Thaw would not divulge the name of the person who helped him escape. Just call me Houdini, he said. An enterprising reporter decided to find the great magician and solicit a comment. He was that kind of reporter expert in the stupid and inconsequential news story so loved by the papers of the time. Houdini was found in a cemetery in Queens where he was observing the spring on his knees beside his mother’s grave. He looked up with the swollen and laughable face of grief. The reporter stole away. All around the graveyard the dogwood was in flower and the fallen magnolia petals lay in circles under the trees.

Houdini wore a black wool suit and the sleeve of the jacket was torn near the shoulder. His mother had been dead for some months but every morning he awoke with his wound as fresh and painful as if she had died the night before. He had canceled several bookings. He shaved only when he remembered to, which was not
often, and with his reddened eyes and stubble and baggy suit he looked like anything but the snappy magician of international fame.

It is a Jewish custom to leave small stones at the gravesite to show that a visit has been made. Mrs. Cecelia Weiss’s burial mound was covered with pebbles and small stones, one upon another, so that a kind of pyramid was forming. He thought of her at rest in the coffin under the earth. He wept bitterly. He wanted to be next to her. He remembered his attempt to escape from a coffin, the terror when he realized he could not. The coffin had a trick lid but he had not anticipated the weight of the earth. He had clawed at the earth, feeling its monumental weight. He had screamed into its impenetrable silence. He knew what it was to be sealed in the earth but he felt now it was the only place for him. What good was life without his beloved little mother?

He hated the spring. The air filled his nose and mouth like clotted soil.

In his brownstone on 113th Street near Riverside Drive, Houdini arranged framed photographs of his mother to suggest her continuing presence.

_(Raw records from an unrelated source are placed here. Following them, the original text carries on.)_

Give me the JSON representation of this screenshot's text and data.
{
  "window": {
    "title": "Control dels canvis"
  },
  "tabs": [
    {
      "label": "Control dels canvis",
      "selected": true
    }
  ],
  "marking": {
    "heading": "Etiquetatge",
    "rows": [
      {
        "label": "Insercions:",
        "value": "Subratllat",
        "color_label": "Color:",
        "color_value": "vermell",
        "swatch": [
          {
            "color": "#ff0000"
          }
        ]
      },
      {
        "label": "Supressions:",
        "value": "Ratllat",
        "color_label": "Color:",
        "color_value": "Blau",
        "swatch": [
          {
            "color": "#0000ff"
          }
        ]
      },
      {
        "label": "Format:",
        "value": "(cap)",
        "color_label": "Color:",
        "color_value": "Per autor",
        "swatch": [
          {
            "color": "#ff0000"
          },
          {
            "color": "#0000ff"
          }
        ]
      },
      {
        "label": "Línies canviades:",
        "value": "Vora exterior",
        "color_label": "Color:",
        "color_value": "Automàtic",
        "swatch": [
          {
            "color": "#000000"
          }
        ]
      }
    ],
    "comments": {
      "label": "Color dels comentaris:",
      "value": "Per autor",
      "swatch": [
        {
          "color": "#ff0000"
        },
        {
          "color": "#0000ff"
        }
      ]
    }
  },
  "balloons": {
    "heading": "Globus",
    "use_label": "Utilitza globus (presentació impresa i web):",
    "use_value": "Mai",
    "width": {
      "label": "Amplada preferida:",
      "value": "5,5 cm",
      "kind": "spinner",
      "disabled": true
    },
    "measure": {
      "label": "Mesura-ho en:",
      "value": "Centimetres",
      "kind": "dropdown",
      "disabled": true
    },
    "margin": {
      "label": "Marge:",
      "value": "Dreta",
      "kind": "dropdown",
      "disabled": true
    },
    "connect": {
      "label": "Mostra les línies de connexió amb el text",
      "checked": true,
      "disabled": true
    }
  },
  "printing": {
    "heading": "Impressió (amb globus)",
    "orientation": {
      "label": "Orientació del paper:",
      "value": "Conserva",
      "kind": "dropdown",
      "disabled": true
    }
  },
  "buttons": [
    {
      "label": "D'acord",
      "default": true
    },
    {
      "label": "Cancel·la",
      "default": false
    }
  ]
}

One close-up he laid on the pillow of her bed. He placed an enlarged photo of her seated in a chair and smiling in the very chair in which she had posed. There was a picture of her in a hat and coat walking up the stairs from the street to the front door. He hung this on the inside of the door. One of her prized possessions had been an oak music box with a glass window in its lid so that one could see the large tined disc in rotation. There
were several discs to choose from, but her favorite had been the one that played “Gaudeamus Igitur” on one side and “Columbia the Gem of the Ocean” on the other. Houdini cranked up the music box and played these tunes every evening. He dreamed they were her voice. He had saved the letters she had written to him over the years and now had them translated into English and typed so that he could read them easily and relive them without fear of their turning to dust from overuse. He stood in the door of her closet and breathed the redolence of her wardrobe.